Центральной фигурой минойского пантеона была Великая Богиня-Мать, «владычица» – так именуют ее надписи, найденные в Кноссе и других местах. Она была олицетворением вечно живой природы. Естественные силы воплощались в образе «владычицы». Женщина-Мать, кормилица, покровительница плодородия, урожая, повелительница животного и растительного мира, домашнего хозяйства, подземного царства, она являлась защитницей всех жителей городов и поселений. За этим образом угадываются черты древнего божества плодородия – Великой Матери всех людей, животных и растений, почитание которой было широко распространено во всех странах Средиземноморья, начиная с эпохи неолита.

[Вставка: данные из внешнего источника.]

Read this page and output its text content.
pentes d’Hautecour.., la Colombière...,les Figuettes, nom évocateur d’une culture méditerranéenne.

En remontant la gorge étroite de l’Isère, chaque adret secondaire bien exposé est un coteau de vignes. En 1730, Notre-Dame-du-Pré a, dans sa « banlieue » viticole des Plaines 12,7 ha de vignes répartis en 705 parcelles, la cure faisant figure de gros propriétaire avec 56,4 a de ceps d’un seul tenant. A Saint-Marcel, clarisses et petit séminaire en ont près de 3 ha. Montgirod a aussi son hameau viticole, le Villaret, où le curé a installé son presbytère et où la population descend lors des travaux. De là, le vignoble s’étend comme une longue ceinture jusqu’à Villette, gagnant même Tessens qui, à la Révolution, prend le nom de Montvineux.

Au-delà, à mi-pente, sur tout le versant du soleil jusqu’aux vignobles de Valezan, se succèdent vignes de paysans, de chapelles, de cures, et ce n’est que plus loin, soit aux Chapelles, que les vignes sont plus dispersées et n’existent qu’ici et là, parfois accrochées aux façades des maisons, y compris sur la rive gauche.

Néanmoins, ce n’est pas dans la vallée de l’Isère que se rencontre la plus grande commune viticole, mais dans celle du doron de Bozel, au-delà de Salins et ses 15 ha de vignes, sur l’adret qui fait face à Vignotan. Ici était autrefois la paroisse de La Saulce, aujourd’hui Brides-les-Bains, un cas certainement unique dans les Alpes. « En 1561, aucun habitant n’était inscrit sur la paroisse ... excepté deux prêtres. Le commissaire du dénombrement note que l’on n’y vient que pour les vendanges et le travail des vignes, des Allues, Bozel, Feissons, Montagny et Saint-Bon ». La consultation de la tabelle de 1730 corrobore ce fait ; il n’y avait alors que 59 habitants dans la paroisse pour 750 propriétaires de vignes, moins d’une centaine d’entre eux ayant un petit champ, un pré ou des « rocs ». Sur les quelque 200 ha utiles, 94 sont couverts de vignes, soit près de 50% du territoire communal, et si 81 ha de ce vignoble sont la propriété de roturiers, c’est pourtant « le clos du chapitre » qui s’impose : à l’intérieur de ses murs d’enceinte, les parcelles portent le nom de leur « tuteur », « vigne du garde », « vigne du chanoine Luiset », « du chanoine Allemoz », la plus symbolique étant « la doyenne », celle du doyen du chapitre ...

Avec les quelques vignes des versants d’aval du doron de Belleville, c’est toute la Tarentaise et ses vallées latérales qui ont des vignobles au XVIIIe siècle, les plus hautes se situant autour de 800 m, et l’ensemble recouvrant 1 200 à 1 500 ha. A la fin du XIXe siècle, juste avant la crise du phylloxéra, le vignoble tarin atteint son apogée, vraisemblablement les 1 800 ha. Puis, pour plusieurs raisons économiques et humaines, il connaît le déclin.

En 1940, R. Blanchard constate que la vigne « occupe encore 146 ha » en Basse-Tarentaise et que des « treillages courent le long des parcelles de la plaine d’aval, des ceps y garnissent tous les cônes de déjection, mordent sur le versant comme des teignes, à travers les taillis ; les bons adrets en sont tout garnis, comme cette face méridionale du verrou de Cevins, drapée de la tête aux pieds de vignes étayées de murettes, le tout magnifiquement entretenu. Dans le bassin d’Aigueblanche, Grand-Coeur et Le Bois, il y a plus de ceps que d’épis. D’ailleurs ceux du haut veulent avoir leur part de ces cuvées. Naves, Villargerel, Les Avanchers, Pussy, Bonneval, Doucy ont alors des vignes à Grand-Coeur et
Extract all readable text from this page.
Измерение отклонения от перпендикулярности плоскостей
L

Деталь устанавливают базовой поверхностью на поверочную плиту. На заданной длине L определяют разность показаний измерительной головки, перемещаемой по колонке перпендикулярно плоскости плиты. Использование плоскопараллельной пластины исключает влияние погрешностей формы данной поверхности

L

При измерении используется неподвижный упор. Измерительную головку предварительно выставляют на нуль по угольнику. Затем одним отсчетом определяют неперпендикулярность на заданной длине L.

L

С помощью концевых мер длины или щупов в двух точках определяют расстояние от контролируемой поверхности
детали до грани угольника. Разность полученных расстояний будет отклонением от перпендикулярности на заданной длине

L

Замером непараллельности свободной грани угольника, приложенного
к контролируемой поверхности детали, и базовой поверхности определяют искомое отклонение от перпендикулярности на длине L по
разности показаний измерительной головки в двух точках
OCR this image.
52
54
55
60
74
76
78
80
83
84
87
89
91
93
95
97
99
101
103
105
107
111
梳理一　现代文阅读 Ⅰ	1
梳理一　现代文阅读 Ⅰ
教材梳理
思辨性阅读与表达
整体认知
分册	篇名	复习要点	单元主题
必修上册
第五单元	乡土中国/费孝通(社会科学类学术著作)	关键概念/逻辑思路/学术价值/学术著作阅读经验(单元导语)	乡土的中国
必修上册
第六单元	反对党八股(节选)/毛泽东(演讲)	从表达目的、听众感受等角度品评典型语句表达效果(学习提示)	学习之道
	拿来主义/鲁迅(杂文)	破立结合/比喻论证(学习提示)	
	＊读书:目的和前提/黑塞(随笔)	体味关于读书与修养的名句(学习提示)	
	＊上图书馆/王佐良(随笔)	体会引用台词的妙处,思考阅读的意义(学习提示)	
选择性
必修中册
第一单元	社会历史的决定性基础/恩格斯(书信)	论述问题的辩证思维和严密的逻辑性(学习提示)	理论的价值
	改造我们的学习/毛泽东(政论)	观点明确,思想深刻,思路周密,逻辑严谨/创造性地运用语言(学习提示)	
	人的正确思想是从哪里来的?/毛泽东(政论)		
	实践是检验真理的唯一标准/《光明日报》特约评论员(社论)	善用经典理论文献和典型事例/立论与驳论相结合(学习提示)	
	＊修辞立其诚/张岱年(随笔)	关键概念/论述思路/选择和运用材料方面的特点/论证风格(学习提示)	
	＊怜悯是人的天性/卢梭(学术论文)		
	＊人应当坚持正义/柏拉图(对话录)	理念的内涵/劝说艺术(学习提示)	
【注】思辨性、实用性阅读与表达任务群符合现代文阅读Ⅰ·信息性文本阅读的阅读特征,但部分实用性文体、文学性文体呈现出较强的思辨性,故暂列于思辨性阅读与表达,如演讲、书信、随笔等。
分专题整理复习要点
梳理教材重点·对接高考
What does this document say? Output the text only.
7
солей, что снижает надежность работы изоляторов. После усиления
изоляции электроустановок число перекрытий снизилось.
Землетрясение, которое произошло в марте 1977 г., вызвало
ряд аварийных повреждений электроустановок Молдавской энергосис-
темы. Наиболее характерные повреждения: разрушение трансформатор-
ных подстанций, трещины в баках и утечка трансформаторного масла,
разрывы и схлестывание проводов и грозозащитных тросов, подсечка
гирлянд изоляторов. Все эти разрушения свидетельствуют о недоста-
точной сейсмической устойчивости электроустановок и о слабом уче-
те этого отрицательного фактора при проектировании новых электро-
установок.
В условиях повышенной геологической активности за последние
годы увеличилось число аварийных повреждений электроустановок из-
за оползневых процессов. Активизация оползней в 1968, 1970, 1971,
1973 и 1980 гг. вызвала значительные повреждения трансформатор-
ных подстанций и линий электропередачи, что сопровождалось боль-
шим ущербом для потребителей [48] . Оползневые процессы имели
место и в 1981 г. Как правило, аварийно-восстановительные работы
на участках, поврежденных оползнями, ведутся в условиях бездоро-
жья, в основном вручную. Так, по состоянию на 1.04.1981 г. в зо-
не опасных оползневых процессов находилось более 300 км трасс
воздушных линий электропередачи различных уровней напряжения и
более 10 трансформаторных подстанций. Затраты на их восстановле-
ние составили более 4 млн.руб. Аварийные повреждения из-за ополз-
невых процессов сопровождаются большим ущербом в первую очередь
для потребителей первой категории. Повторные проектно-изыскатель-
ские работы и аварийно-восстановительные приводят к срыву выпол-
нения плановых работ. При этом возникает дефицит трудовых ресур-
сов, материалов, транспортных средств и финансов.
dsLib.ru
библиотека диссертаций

И здесь надо обратить внимание на то, что в романе «Капитан Михалис» сам остров Крит – это не мужской род, а слово женского рода. В романе постоянно, когда речь заходит о Крите, сразу упоминается женское начало. Критяне по своему вероисповеданию считали себя православными христианами, но историческая память о предках, о некогда существовавшей на острове минойской цивилизации не проходит для них бесследно. Крит и есть воплощение культа Матери-Богини, только теперь этот образ высшего божества приобретает причудливое христианское воплощение. Например, мы узнаем, что у митрополита, главы критской православной общины, есть очень странная икона, на которой изображено распятие. Я приведу лишь пересказ этого отрывка по английскому изданию романа, читатели этой книги смогут уже прочитать его в непосредственном переводе с новогреческого языка: «Дети мои, – обратился митрополит к собравшимся, – я собираюсь показать вам одну замечательную картину. Но, прошу вас, не будьте слишком впечатлительными и не поддавайтесь эмоциям. Вы все знаете нашего друга Мурдзуфлоса. Это его работа. Человек он богобоязненный, что не мешает ему иметь видения. Он видит многие вещи не так как другие и не потому, что у него богатое воображение, а лишь потому, что Господь накладывает на наши очи шоры, словно лошадям, чтобы те не отвлекались понапрасну и прямо шли к своей цели. И только Господь знает, почему эти шоры он снимает с очей избранных провидцев». С этими словами митрополит достал из ящика картину, аккуратно завернутую в белую ткань. Затем он осторожно раскрыл ее и показал изображение трем своим гостям.